On ne souhaiterait pas ce sort à sa pire ennemie : nonne dans un couvent espagnol du XVIe siècle. Et pourtant… D’abord, l’espérance de vie des religieuses était certainement supérieure à celle de leurs consœurs dans le siècle, victimes, pour les plus favorisées, du joug conjugal et des grossesses à répétition souvent mortelles, et, pour les autres, des durs labeurs et de la faim en prime. Les dames pieuses, elles, menaient des vies bien souvent plus longues et comparativement plus confortables, mais surtout plus gratifiantes même en ne s’en tenant qu’aux aspects laïques. L’existence monacale n’était pas exempte de certaines séductions, dues à la vie en communauté et aussi à la possibilité d’une activité intellectuelle créative. Car le couvent offre d’abord un concentré de la vie en société – enfants et hommes exceptés (envers lesquels beaucoup de ces femmes, « qui ont quitté le monde pour vivre entre elles », comme le résume María Sánchez Díez dans le New York Times, expriment leur éloignement voire leur dégoût). Mais l’affection, la solidarité, l’amitié au besoin très poussée, sont par contre bien présentes, et aussi la gaîté, dont une mère supérieure vante ainsi les mérites : « Vous découvrirez par vous-mêmes que parfois, alors que vous êtes réticentes à aller en récréation parce que vous êtes tristes et mélancoliques, la joie et le bon esprit des sœurs vous distrairont de vos peines et les tourneront en bonheur ». Et puis – autre avantage – ces femmes généralement intelligentes et parfois très bien éduquées ont la possibilité et souvent même l’obligation de produire un journal « de l’âme » (pour leur confesseur) ou leur autobiographie ; elles sont aussi des communicatrices assidues, soucieuses de partager avec leurs consœurs éloignées leurs expériences spirituelles et temporelles.

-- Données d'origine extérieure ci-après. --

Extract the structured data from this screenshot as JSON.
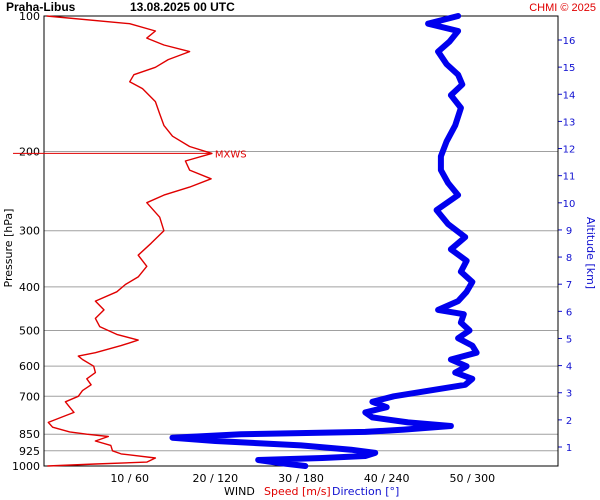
{
  "header": {
    "station": "Praha-Libus",
    "datetime": "13.08.2025 00 UTC",
    "credit": "CHMI © 2025"
  },
  "legend": {
    "wind": "WIND",
    "speed": "Speed [m/s]",
    "direction": "Direction [°]"
  },
  "colors": {
    "speed": "#e00000",
    "direction": "#0000ee",
    "altitude_axis": "#1010d0",
    "grid": "#a0a0a0"
  },
  "chart_data": {
    "type": "line",
    "y_axis": {
      "label": "Pressure [hPa]",
      "scale": "log",
      "range": [
        1000,
        100
      ],
      "ticks": [
        100,
        200,
        300,
        400,
        500,
        600,
        700,
        850,
        925,
        1000
      ]
    },
    "y_axis_right": {
      "label": "Altitude [km]",
      "ticks": [
        1,
        2,
        3,
        4,
        5,
        6,
        7,
        8,
        9,
        10,
        11,
        12,
        13,
        14,
        15,
        16
      ]
    },
    "x_axis": {
      "speed_range": [
        0,
        60
      ],
      "direction_range": [
        0,
        360
      ],
      "tick_labels": [
        "10 / 60",
        "20 / 120",
        "30 / 180",
        "40 / 240",
        "50 / 300"
      ]
    },
    "annotation": {
      "label": "MXWS",
      "pressure": 202,
      "speed": 19.6
    },
    "series": [
      {
        "name": "Speed [m/s]",
        "unit": "m/s",
        "points": [
          [
            1000,
            0.4
          ],
          [
            990,
            6
          ],
          [
            980,
            12
          ],
          [
            960,
            13
          ],
          [
            940,
            9
          ],
          [
            925,
            8
          ],
          [
            900,
            7.8
          ],
          [
            880,
            6
          ],
          [
            860,
            7.5
          ],
          [
            850,
            5
          ],
          [
            840,
            3
          ],
          [
            820,
            1
          ],
          [
            800,
            0.5
          ],
          [
            780,
            2
          ],
          [
            760,
            3.5
          ],
          [
            740,
            3
          ],
          [
            720,
            2.5
          ],
          [
            700,
            4
          ],
          [
            680,
            4.5
          ],
          [
            660,
            5.5
          ],
          [
            640,
            5
          ],
          [
            620,
            6
          ],
          [
            600,
            5.8
          ],
          [
            580,
            4.5
          ],
          [
            570,
            4
          ],
          [
            560,
            6
          ],
          [
            540,
            9
          ],
          [
            525,
            11
          ],
          [
            510,
            8.5
          ],
          [
            490,
            6.5
          ],
          [
            470,
            6
          ],
          [
            450,
            7
          ],
          [
            430,
            6
          ],
          [
            410,
            8.5
          ],
          [
            395,
            9.5
          ],
          [
            380,
            11
          ],
          [
            360,
            12
          ],
          [
            340,
            11
          ],
          [
            320,
            12.5
          ],
          [
            300,
            14
          ],
          [
            280,
            13.5
          ],
          [
            260,
            12
          ],
          [
            250,
            14
          ],
          [
            240,
            17
          ],
          [
            230,
            19.5
          ],
          [
            220,
            17
          ],
          [
            210,
            16.5
          ],
          [
            202,
            19.6
          ],
          [
            195,
            17
          ],
          [
            185,
            15
          ],
          [
            175,
            14
          ],
          [
            165,
            13.5
          ],
          [
            155,
            13
          ],
          [
            145,
            11.5
          ],
          [
            140,
            10
          ],
          [
            135,
            10.5
          ],
          [
            130,
            13
          ],
          [
            125,
            14.5
          ],
          [
            120,
            17
          ],
          [
            116,
            14
          ],
          [
            112,
            12
          ],
          [
            108,
            13
          ],
          [
            104,
            10
          ],
          [
            100,
            0.3
          ]
        ]
      },
      {
        "name": "Direction [°]",
        "unit": "°",
        "points": [
          [
            1000,
            183
          ],
          [
            985,
            165
          ],
          [
            970,
            150
          ],
          [
            960,
            195
          ],
          [
            950,
            225
          ],
          [
            935,
            232
          ],
          [
            920,
            215
          ],
          [
            900,
            180
          ],
          [
            880,
            120
          ],
          [
            865,
            90
          ],
          [
            850,
            138
          ],
          [
            840,
            225
          ],
          [
            830,
            252
          ],
          [
            815,
            285
          ],
          [
            800,
            255
          ],
          [
            780,
            230
          ],
          [
            760,
            225
          ],
          [
            740,
            240
          ],
          [
            720,
            230
          ],
          [
            700,
            245
          ],
          [
            680,
            270
          ],
          [
            660,
            295
          ],
          [
            640,
            300
          ],
          [
            620,
            288
          ],
          [
            600,
            296
          ],
          [
            580,
            285
          ],
          [
            560,
            303
          ],
          [
            540,
            300
          ],
          [
            520,
            290
          ],
          [
            500,
            298
          ],
          [
            480,
            292
          ],
          [
            460,
            294
          ],
          [
            450,
            276
          ],
          [
            430,
            290
          ],
          [
            410,
            296
          ],
          [
            390,
            300
          ],
          [
            370,
            292
          ],
          [
            350,
            296
          ],
          [
            330,
            285
          ],
          [
            310,
            295
          ],
          [
            290,
            283
          ],
          [
            270,
            275
          ],
          [
            250,
            290
          ],
          [
            235,
            283
          ],
          [
            220,
            278
          ],
          [
            205,
            278
          ],
          [
            190,
            282
          ],
          [
            175,
            288
          ],
          [
            160,
            292
          ],
          [
            150,
            285
          ],
          [
            142,
            293
          ],
          [
            135,
            290
          ],
          [
            128,
            282
          ],
          [
            120,
            276
          ],
          [
            114,
            284
          ],
          [
            108,
            290
          ],
          [
            104,
            269
          ],
          [
            100,
            290
          ]
        ]
      }
    ]
  }
}
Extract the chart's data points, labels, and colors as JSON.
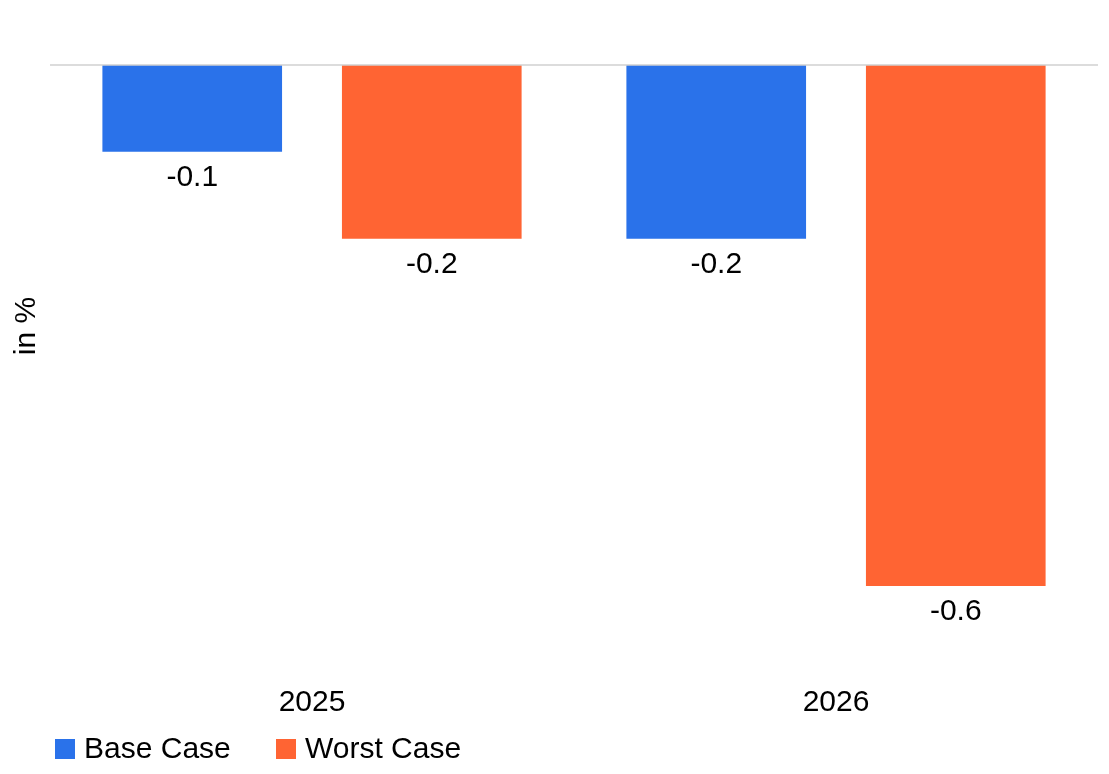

Il subsiste un amas de tels textes, dont deux thésardes de Brown University à Rhode Island se sont emparées et contre toute attente ont fait leur miel. Elles ont en effet découvert dans l’étonnant matériau « des voix incroyablement proches […] qui amènent à l’étrange constatation que la sagesse conventuelle du XVIe siècle peut apporter une réponse apaisante aux malaises des jeunes femmes du XXIe ». L’« intelligence collective » qui émerge sous la plume des nonnes de jadis montre en effet comment supporter et gérer la soumission pénible à une hiérarchie masculine accrochée à ses doctrines et ses privilèges ; ou résoudre les inéluctables problèmes d’argent avec une sagacité financière redoutable (comme Thérèse d’Avila) et un pragmatisme qui permet d’alimenter les caisses des couvents par des petits business : fabrication d’hosties ou de vêtements religieux, monétisation des extases spectaculaires de certaines nonnes (notamment les lévitations de Thérèse d’Avila, la « superstar du mysticisme », celles, « statiques », de Maria de Jésus de Agreda, ou les « extases de pleurs » de quelques autres), et même la production de romans comme ceux de la sœur Arcangela Tarabotti. Il est aussi beaucoup question d’amour, qu’il s’agisse d’amitié superlativement exaltée ou des relations très charnelles décrites dans les comptes rendus de procès d’inquisition, notamment celui d’Inés de Santa Cruz et de Catalina Ledesma qui contient les aveux très détaillés des deux pécheresses. Le jésuite Bernardo de Villegas, auteur d’un « Guide de conduite pour les fiancées du Christ », y soulignait le danger inhérent des « amitiés particulière » : trop de bavardages, trop d’émotions, trop de jalousies qui parfois se transforment en haine, trop de favoritisme… Thérèse d’Avila était elle-même très stricte sur la question, mais elle écrivait aussi « que seules les femmes savent parler le langage des femmes ».
C’est sans doute pourquoi les deux autrices ont été happées par ces paroles venues de si loin mais qui leur ont paru s’appliquer si pertinemment à elles-mêmes et à leurs problèmes de nonnes modernes (c’est-à-dire des thésardes), écrasées de travail souvent ingrat, affrontées à une hiérarchie masculine et oppressante, enfin confrontées aux mêmes vicissitudes des amours lesbiennes que leurs prédécesseures, Sainte Inquisition en moins. Ce qui a conduit nos deux universitaires, sur les conseils intéressés de leur éditeur, à transformer leur savante étude en un véritable guide de self-help pour demoiselles qui a le mérite additionnel de montrer que l’éternel féminin transcende en effet les siècles comme les circonstances.